Ce grandiose sursaut populaire patriotique à caractère national, anti-néocolonial, anti-impérialiste, antisioniste massif mais hétérogène et interclassiste à dominance juvénile mixte et pacifique – dans sa première phase – qui se propagea dans tous les recoins urbains du pays, l’émigration et parmi la diaspora, peu à peu se fraya sa voie en s’autonomisant relativement par rapport aux douteux initiateurs et marginalisa les prétendus leaders politiques, y compris les postulants au trône d’El Mouradia, qui s’étaient compromis avec le pouvoir, prenant le train en marche et tentant vainement de le récupérer. Il préserva sa force de frappe grâce à son unité autour de l’objectif commun et consensuel principal pour faire déguerpir le noyau dur de l’alliance présidentielle constitué autour du dauphin Saïd Bouteflika, qui en fait usurpait la fonction de son frère aîné depuis son handicap. Mais ce dernier manœuvra jusqu’à la fin, en résistant de toute son énergie dans sa lente agonie, modifiant sa tactique d’alliance en renouant avec l’ex-chef du D.R.S. et appelant à la rescousse l’assistance directe de l’Etat néocolonial (la France) à travers son ambassade et la D.G.S.E. qui l’avait soutenu jusqu’au bout. Il était déterminé à s’accrocher à tout prix au pouvoir en faisant certaines concessions aux adversaires, même en recourant à la répression féroce par tous les moyens, en fomentant des troubles entre les manifestants et les forces de maintien de l’ordre, tentant de provoquer un bain de sang et par conséquent une situation idoine à l’intervention étrangère impérialiste qui guette le moment propice.

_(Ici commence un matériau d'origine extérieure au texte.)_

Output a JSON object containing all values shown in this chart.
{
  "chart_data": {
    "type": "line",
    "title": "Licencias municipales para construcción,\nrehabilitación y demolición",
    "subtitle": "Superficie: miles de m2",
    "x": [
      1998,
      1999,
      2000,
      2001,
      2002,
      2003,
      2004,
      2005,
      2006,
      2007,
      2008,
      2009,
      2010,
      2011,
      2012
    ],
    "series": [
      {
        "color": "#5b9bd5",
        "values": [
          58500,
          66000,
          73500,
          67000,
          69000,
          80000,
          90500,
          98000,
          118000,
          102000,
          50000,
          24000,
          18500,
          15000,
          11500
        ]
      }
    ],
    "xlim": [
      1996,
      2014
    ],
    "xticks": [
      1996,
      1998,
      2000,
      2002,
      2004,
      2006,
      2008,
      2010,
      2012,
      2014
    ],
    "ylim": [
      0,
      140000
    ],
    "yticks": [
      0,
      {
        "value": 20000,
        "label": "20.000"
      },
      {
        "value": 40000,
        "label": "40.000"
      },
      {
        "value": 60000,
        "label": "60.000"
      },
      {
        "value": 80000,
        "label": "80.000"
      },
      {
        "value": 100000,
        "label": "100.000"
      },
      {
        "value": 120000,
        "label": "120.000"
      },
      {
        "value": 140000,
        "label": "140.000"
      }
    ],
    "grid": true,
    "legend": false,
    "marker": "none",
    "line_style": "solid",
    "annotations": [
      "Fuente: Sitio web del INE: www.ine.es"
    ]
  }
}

Le renouvellement de la sainte alliance, entre Saïd Bouteflika et le général – major Mediène Toufik, concoctée dans la précipitation, après la rupture de 2014, exprimant des intérêts colossaux de l’oligarchie qui foisonna à l’ombre du pouvoir bouteflikien, se prépara même à la guerre civile pour défendre par la violence milicienne sa position dominante dans la société et son hégémonie sur les principaux leviers du pouvoir. Mais une autre alliance adverse naissante et insoupçonnable, constitua un vrai rempart infranchissable à ses desseins machiavéliques, celle de l’A.N.P. – guidée par un courant patriotique héritier de la belle époque boumédieniste de ‘’Djeïch Chaâb dhad erradj3iya’’, renforçant progressivement sa position sur le commandement de l’armée depuis l’année 2015 – et des masses populaires constituant le principal contingent insurgé du « Hirak », avec le slogan ‘’Djeïch Chaâb khawa khawa’’ dans la première phase de cette révolte populaire.

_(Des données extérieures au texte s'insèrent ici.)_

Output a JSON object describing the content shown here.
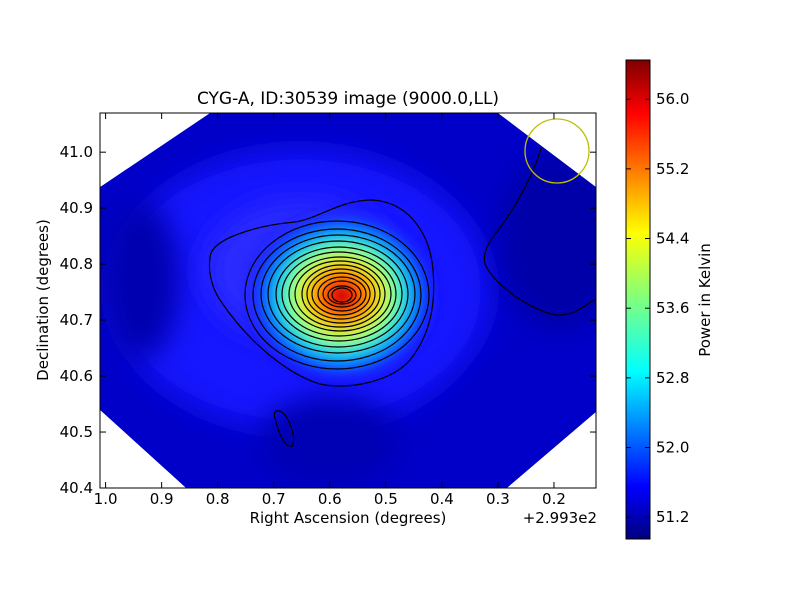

Le plus dangereux piège fut tendu à ce dernier et aux forces de police le vendredi 12 avril 2019 – il y a eu certes d’autres escarmouches successives auparavant, même mort d’homme – pour enclencher l’affrontement entre les deux blocs alliés et noyer dans le sang la marée humaine à la place Maurice Audin devant l’entrée du tunnel, à travers l’intrusion de casseurs. C’était un plan prémédité dont une voix avait averti la veille timidement dans les réseaux sociaux alors que le président avait été déjà démis de ses fonctions le 02 avril 2019, dans le but de briser l’alliance entre le peuple et l’ANP, qui seule était capable de féconder une puissance à un degré suffisant pour neutraliser l’adversaire redoutable rompu aux manœuvres de la diversion, de la désinformation et de l’intoxication. L’ex-D.R.S. avait une longueur d’avance importante d’influence sur la société par rapport à l’Etat-major de l’A.N.P. qui lui, renforça sa position dans l’armée et les autres services de sécurité de 2015 à 2018.
3. Evolution du « Hirak »
Une seconde et nouvelle phase commencera pour le « Hirak » qui se vida des larges masses populaires et l’arrêt des débrayages des zones industrielles et tous les secteurs de la production, des différents services socio-économiques – des millions de personnes – (après le limogeage du président Bouteflika), pour laisser la place aux troupes aguerries des forces politiques coalisées et où l’initiative appartiendra aux réseaux de l’ex-D.R.S. disséminés partout, qui passeront à la contre-offensive, profitant de quelques erreurs tactiques du haut commandement de l’A.N.P., et du manque d’expérience politique et de maturité chez la grande masse des jeunes pour saisir les vrais enjeux des luttes se déroulant dans un contexte géopolitique régional et international défavorable aux forces de la paix et de la lutte anti-impérialiste. Les marches du mardi après-midi qui étaient celles des étudiants ont étés désertées à partir de l’été 2019 par eux pour laisser la place aux vieux et seulement quelques étudiants. Mais sur les réseaux sociaux elles étaient amplement gonflées !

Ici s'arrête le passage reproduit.